Мне вручили маленькую тяпку, и я отправилась с бабушкой на наши грядки что-то там покопать или прополоть. Обычно меня туда не очень-то брали — может быть, опасались, что я нарушу демаркационную линию, разделяющую наши добропорядочные огороды и беспризорничью территорию. Или же соблазнюсь сорвать грубый пупырчатый желтый цветок с коротким волосатым стеблем, лишив тем самым наше, или, того хуже, соседское семейство грядущего огурца. Но в тот день начало везти с утра: у мамы убежало молоко, и это означало, что сегодня меня не ждет эта пытка: «Пей! Как это так — чтобы ребенок капли молока не выпил! Пей, пей, а то никуда гулять не пойдешь!» А там пенки, б-э-э! — гадость какая — плавают. Сами бы пили!.. Потом дали надеть любимое платье с голубой птичкой на кармашке — называется аппликация. И вдобавок взяли в «поганый садик».
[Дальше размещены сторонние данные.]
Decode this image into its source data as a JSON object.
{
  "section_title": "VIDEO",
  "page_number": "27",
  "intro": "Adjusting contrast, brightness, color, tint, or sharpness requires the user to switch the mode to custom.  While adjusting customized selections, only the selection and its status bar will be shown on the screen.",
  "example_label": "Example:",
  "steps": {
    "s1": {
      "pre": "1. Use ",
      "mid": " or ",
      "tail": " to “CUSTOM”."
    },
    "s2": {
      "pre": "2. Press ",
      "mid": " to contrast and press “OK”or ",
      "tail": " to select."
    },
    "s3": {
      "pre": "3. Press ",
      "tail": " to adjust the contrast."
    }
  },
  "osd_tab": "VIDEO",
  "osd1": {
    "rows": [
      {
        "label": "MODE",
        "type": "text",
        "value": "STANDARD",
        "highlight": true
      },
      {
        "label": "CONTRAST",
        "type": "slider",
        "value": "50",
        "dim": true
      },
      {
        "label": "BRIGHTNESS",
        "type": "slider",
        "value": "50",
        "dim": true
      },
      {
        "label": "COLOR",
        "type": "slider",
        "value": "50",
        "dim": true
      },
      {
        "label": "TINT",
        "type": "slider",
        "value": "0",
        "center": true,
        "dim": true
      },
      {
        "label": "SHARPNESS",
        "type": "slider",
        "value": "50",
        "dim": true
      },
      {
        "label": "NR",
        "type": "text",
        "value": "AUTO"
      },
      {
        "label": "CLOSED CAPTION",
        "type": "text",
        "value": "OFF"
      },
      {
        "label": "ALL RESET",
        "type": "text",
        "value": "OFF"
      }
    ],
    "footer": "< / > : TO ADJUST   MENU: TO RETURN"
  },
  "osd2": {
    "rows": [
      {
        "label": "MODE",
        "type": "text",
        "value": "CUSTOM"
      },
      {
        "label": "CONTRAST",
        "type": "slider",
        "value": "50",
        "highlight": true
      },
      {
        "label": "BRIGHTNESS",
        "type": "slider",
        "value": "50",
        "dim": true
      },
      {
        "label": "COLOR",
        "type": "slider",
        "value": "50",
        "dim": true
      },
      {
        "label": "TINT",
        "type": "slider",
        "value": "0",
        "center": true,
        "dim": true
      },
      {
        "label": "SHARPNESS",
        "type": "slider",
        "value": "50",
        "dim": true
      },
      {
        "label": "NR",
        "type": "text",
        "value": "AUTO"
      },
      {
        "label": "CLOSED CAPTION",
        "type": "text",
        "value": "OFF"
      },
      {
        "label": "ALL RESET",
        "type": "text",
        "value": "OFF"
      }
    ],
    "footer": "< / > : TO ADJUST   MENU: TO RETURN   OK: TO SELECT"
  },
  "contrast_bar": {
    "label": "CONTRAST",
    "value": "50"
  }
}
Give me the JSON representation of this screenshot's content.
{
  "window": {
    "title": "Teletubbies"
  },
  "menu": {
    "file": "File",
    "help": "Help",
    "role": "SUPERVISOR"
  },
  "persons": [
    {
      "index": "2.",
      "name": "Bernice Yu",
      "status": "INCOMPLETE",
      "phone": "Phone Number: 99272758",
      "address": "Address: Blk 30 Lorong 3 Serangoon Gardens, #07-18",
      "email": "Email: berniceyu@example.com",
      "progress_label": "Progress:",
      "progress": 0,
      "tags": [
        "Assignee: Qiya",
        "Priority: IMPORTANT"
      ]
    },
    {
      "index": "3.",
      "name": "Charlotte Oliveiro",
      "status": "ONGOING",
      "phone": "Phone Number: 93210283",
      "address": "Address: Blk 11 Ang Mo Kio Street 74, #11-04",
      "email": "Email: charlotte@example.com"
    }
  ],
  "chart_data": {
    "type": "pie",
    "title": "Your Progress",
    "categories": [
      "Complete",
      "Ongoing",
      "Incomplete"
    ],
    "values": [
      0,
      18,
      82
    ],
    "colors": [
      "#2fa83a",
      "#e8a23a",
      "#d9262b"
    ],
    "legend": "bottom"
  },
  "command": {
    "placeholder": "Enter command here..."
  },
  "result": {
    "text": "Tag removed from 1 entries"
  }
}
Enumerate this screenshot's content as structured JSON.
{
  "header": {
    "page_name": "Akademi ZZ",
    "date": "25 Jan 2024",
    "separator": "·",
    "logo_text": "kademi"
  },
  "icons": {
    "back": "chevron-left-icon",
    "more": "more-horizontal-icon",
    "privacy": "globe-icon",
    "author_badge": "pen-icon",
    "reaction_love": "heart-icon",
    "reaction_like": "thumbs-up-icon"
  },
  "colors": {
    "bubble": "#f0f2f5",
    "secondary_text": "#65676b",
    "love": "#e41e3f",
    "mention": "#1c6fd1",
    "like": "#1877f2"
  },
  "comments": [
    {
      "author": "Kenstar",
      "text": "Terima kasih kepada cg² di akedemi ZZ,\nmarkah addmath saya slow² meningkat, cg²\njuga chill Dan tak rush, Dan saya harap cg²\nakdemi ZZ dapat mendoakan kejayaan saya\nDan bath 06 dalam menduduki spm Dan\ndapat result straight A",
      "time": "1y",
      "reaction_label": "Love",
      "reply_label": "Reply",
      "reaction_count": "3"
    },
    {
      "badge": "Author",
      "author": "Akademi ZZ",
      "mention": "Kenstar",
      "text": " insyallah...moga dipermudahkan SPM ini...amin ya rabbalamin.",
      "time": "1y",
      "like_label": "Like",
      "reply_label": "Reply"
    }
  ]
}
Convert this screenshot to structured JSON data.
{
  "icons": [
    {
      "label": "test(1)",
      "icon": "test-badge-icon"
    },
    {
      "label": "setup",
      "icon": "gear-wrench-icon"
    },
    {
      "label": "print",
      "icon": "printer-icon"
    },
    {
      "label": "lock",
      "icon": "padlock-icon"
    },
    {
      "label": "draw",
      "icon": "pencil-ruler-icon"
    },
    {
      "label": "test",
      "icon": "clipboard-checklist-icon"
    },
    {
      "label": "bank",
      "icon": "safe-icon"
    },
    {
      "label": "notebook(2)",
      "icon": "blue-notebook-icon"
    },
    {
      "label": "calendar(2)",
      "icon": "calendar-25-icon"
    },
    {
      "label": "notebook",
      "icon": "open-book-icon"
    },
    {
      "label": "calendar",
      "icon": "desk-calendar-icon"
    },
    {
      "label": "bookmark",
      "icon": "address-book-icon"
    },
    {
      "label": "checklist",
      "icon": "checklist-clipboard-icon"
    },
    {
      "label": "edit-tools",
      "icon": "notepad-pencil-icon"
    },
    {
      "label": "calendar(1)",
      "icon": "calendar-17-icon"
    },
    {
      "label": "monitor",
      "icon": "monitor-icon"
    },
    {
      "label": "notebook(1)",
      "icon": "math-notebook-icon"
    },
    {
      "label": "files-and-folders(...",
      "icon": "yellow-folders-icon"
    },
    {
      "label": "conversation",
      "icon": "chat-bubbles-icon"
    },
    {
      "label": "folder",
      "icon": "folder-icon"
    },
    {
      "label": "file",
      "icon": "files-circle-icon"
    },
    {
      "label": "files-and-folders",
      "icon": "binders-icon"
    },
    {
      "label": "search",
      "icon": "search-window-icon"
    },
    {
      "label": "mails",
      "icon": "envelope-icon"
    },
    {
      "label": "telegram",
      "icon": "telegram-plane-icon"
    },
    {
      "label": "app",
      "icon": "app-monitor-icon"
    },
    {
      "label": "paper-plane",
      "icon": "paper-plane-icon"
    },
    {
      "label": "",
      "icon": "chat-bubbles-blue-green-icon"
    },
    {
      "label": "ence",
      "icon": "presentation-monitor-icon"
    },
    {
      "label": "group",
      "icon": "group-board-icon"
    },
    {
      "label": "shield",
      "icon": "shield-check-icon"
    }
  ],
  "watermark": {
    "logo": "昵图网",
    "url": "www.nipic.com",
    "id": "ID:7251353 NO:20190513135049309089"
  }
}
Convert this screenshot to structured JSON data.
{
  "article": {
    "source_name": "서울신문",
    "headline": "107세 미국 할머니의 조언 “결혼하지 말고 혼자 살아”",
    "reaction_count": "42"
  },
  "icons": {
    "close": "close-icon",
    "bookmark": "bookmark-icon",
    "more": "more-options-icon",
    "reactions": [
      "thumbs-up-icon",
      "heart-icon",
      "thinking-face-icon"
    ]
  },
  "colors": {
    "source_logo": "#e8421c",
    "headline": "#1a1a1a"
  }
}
Был ранний вечер. После жаркого дня сильные травы пахли откровенно и яростно, просто криком кричали. Глуховатый запах нежной огородной земли служил фоном, не смешивался, лежал отдельным пластом. Как будто и не в городе, как будто и не визжит на вираже истеричный трамвай, не несет от шпал черной смолой и гудроном. Не закованный в кору асфальта лоскут живой земли вспомнил свое серьезное деревенское дело — рожал полезные растения, впитывал дожди, давал приют мелким жукам, бабочкам-капустницам. Даже пырей там рос статный, сочный. А из трещин асфальта — мелкий и шпанистый какой-то.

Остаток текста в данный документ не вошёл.